Camuflagem.

Sempre que não penso primeiro em mim, me arrependo. Mas, tenho que aprender a não pensar somente em mim, nem que seja, de forma camuflada. Afinal, as relações necessitam de doação, de entrega, de um abortamento de egocentrismos e de egoísmos. Fato: preciso pensar nos outros também, e sempre.

Não entendo, então, o esgotamento de energia que sinto, toda vez que me entrego demais, faço planos, nem que sejam apenas mentais e, um simples movimento ao contrário, de estar 'dando trabalho', de estar 'cobrando' coisas, como presença, doações à minha pessoa, sentimentos, entregas, me exaspera e sinto vontade de me enfiar de novo debaixo das minhas cobertas sozinha e nunca mais me ver em outra situação, que não seja, SOZINHA. 

É que sozinha, eu não preciso perpetuar desejos, movimentos de caminhadas a dois, de auxílios mútuos, de acontecimentos a dois felizes e portentosos, até. Os prazeres se amontoam em cima apenas de mim, os vasos ficam cheios de flores apenas para mim, os sussurros são abafados e restam apenas os meus bocejos, de sono e de tédio. Não, eu não quero que desfaçam planos por minha causa, que abortem desejos, que vomitem ou regurgitem sabores, apenas porque eu não quero ir até o prato principal. Ao mesmo tempo, quero. E fico mal por isso.

Mas eu regurgito, eu vomito, eu deixo, eu evito, eu refaço caminhos, eu repenso planos, eu deixo de ir, eu domestico meus bichos, ou redomestico, para que, caseiros, não forcem do outro caças que só eu desejo caçar, ainda. E se torna fácil demais prá mim isso, visto que encaro um dia após o outro como 'o dia de prazer'. Mas, me arrependo, se vejo que é só a entrega obtusa do momento, e, não posso 'exigir' que os outros façam isso também.

Aí o caminho de volta fica tenso. Aprendo também, junto com 'o dia de prazer' a recuar, esperar sempre menos, não acreditar tanto em palavras soltas. Aí vem todo um esquema de voltar a pensar SÓ EM MIM, correndo, de novo, o alto risco de ir esquecendo DO OUTRO. É um processo libertário, mas, extremamente idiossincrático e subjetivo. Não gosto disso e, o medo toma conta do outro, quando, na caminhada, a ameaça começa a soltar suas garras. E começa o meu processo de camuflagem, que só eu entendo, e sei, e uso. E ninguém jamais vai entender.

E fico repetindo prá mim mesma que eu sou única, eu sou estanque, que ninguém pensa como eu, mas, devo estar também enganada. Os outros querem um pouco sempre dos outros também, e de mim. Se eu voltar a ser egoísta, e coisas do gênero, talvez nem existissem as pessoas tantas que dizem me amar, em volta. Penso que valha a pena doar sem camuflagens, sujeirinhas embaixo do tapete, apenas para viver as relações com felicidade. Porque a felicidade é hoje. E existe, sim. A dois, no caso.

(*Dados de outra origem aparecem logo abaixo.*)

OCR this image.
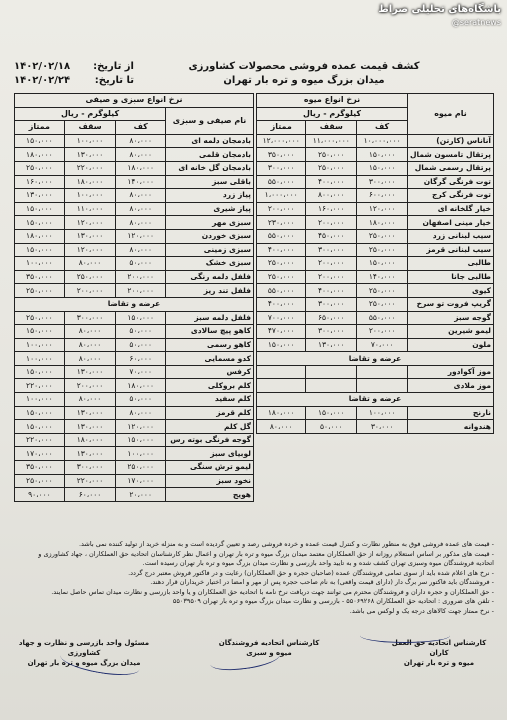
باشگاه‌های تحلیلی صراط
@seratnews
کشف قیمت عمده فروشی محصولات کشاورزی
میدان بزرگ میوه و تره بار تهران
از تاریخ:
۱۴۰۲/۰۲/۱۸
تا تاریخ:
۱۴۰۲/۰۲/۲۴
نام میوه	نرخ انواع میوه		
	کیلوگرم - ریال		
	کف	سقف	ممتاز
آناناس (کارتن)	۱۰،۰۰۰،۰۰۰	۱۱،۰۰۰،۰۰۰	۱۲،۰۰۰،۰۰۰
پرتقال تامسون شمال	۱۵۰،۰۰۰	۲۵۰،۰۰۰	۳۵۰،۰۰۰
پرتقال رسمی شمال	۱۵۰،۰۰۰	۲۵۰،۰۰۰	۳۰۰،۰۰۰
توت فرنگی گرگان	۳۰۰،۰۰۰	۴۰۰،۰۰۰	۵۵۰،۰۰۰
توت فرنگی کرج	۶۰۰،۰۰۰	۸۰۰،۰۰۰	۱،۰۰۰،۰۰۰
خیار گلخانه ای	۱۲۰،۰۰۰	۱۶۰،۰۰۰	۲۰۰،۰۰۰
خیار مینی اصفهان	۱۸۰،۰۰۰	۲۰۰،۰۰۰	۲۳۰،۰۰۰
سیب لبنانی زرد	۲۵۰،۰۰۰	۴۵۰،۰۰۰	۵۵۰،۰۰۰
سیب لبنانی قرمز	۲۵۰،۰۰۰	۳۰۰،۰۰۰	۴۰۰،۰۰۰
طالبی	۱۵۰،۰۰۰	۲۰۰،۰۰۰	۲۵۰،۰۰۰
طالبی جانا	۱۴۰،۰۰۰	۲۰۰،۰۰۰	۲۵۰،۰۰۰
کیوی	۲۵۰،۰۰۰	۴۰۰،۰۰۰	۵۵۰،۰۰۰
گریپ فروت تو سرخ	۲۵۰،۰۰۰	۳۰۰،۰۰۰	۴۰۰،۰۰۰
گوجه سبز	۵۵۰،۰۰۰	۶۵۰،۰۰۰	۷۰۰،۰۰۰
لیمو شیرین	۲۰۰،۰۰۰	۳۰۰،۰۰۰	۴۷۰،۰۰۰
ملون	۷۰،۰۰۰	۱۳۰،۰۰۰	۱۵۰،۰۰۰
عرضه و تقاضا			
موز آکوادور			
موز ملادی			
عرضه و تقاضا			
نارنج	۱۰۰،۰۰۰	۱۵۰،۰۰۰	۱۸۰،۰۰۰
هندوانه	۳۰،۰۰۰	۵۰،۰۰۰	۸۰،۰۰۰
نرخ انواع سبزی و صیفی			
نام صیفی و سبزی	کیلوگرم - ریال		
	کف	سقف	ممتاز
بادمجان دلمه ای	۸۰،۰۰۰	۱۰۰،۰۰۰	۱۵۰،۰۰۰
بادمجان قلمی	۸۰،۰۰۰	۱۳۰،۰۰۰	۱۸۰،۰۰۰
بادمجان گل خانه ای	۱۸۰،۰۰۰	۲۲۰،۰۰۰	۲۵۰،۰۰۰
باقلی سبز	۱۴۰،۰۰۰	۱۸۰،۰۰۰	۱۶۰،۰۰۰
پیاز زرد	۸۰،۰۰۰	۱۰۰،۰۰۰	۱۳۰،۰۰۰
پیاز شیری	۸۰،۰۰۰	۱۱۰،۰۰۰	۱۵۰،۰۰۰
سبزی مهر	۸۰،۰۰۰	۱۲۰،۰۰۰	۱۵۰،۰۰۰
سبزی خوردن	۱۲۰،۰۰۰	۱۳۰،۰۰۰	۱۸۰،۰۰۰
سبزی زمینی	۸۰،۰۰۰	۱۲۰،۰۰۰	۱۵۰،۰۰۰
سبزی خشک	۵۰،۰۰۰	۸۰،۰۰۰	۱۰۰،۰۰۰
فلفل دلمه رنگی	۲۰۰،۰۰۰	۲۵۰،۰۰۰	۳۵۰،۰۰۰
فلفل تند ریز	۲۰۰،۰۰۰	۲۰۰،۰۰۰	۲۵۰،۰۰۰
عرضه و تقاضا			
فلفل دلمه سبز	۱۵۰،۰۰۰	۳۰۰،۰۰۰	۲۵۰،۰۰۰
کاهو پیچ سالادی	۵۰،۰۰۰	۸۰،۰۰۰	۱۵۰،۰۰۰
کاهو رسمی	۵۰،۰۰۰	۸۰،۰۰۰	۱۰۰،۰۰۰
کدو مسمایی	۶۰،۰۰۰	۸۰،۰۰۰	۱۰۰،۰۰۰
کرفس	۷۰،۰۰۰	۱۳۰،۰۰۰	۱۵۰،۰۰۰
کلم بروکلی	۱۸۰،۰۰۰	۲۰۰،۰۰۰	۲۲۰،۰۰۰
کلم سفید	۵۰،۰۰۰	۸۰،۰۰۰	۱۰۰،۰۰۰
کلم قرمز	۸۰،۰۰۰	۱۳۰،۰۰۰	۱۵۰،۰۰۰
گل کلم	۱۲۰،۰۰۰	۱۳۰،۰۰۰	۱۵۰،۰۰۰
گوجه فرنگی بوته رس	۱۵۰،۰۰۰	۱۸۰،۰۰۰	۲۲۰،۰۰۰
لوبیای سبز	۱۰۰،۰۰۰	۱۳۰،۰۰۰	۱۷۰،۰۰۰
لیمو ترش سنگی	۲۵۰،۰۰۰	۳۰۰،۰۰۰	۳۵۰،۰۰۰
نخود سبز	۱۷۰،۰۰۰	۲۲۰،۰۰۰	۲۵۰،۰۰۰
هویج	۲۰،۰۰۰	۶۰،۰۰۰	۹۰،۰۰۰
- قیمت های عمده فروشی فوق به منظور نظارت و کنترل قیمت عمده و خرده فروشی رصد و تعیین گردیده است و به منزله خرید از تولید کننده نمی باشد.
- قیمت های مذکور بر اساس استعلام روزانه از حق العملکاران معتمد میدان بزرگ میوه و تره بار تهران و اعمال نظر کارشناسان اتحادیه حق العملکاران ، جهاد کشاورزی و
اتحادیه فروشندگان میوه وسبزی تهران کشف شده و به تایید واحد بازرسی و نظارت میدان بزرگ میوه و تره بار تهران رسیده است.
- نرخ های اعلام شده باید از سوی تمامی فروشندگان عمده (صاحبان حجره و حق العملکاران) رعایت و در فاکتور فروش معتبر درج گردد.
- فروشندگان باید فاکتور سر برگ دار (دارای قیمت واقعی) به نام صاحب حجره پس از مهر و امضا در اختیار خریداران قرار دهند.
- حق العملکاران و حجره داران و فروشندگان محترم می توانند جهت دریافت نرخ نامه با اتحادیه حق العملکاران و یا واحد بازرسی و نظارت میدان تماس حاصل نمایند.
- تلفن های ضروری : اتحادیه حق العملکاران ۵۵۰۶۹۲۶۸ - بازرسی و نظارت میدان بزرگ میوه و تره بار تهران ۵۵۰۳۹۵۰۹
- نرخ ممتاز جهت کالاهای درجه یک و لوکس می باشد.
کارشناس اتحادیه حق العمل کاران
میوه و تره بار تهران
کارشناس اتحادیه فروشندگان
میوه و سبزی
مسئول واحد بازرسی و نظارت و جهاد کشاورزی
میدان بزرگ میوه و تره بار تهران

Eu preciso pensar primeiro em mim, apenas para não saber-me só e aprender a estar com os outros, com a cabeça livre de sentimentos ruins, ou, no cerne das questões, não cobrar nada, principalmente de quem não tem o dever clássico de me dar, nem de me proporcionar nada. E não estou falando de coisas materiais, nunca falo nisso. Falo de sentimentos, de paz, sempre. Sem camuflagens.

Dentro, aflição. Fora, sorriso. Camuflagens à parte: operação pensar em mim, sempre.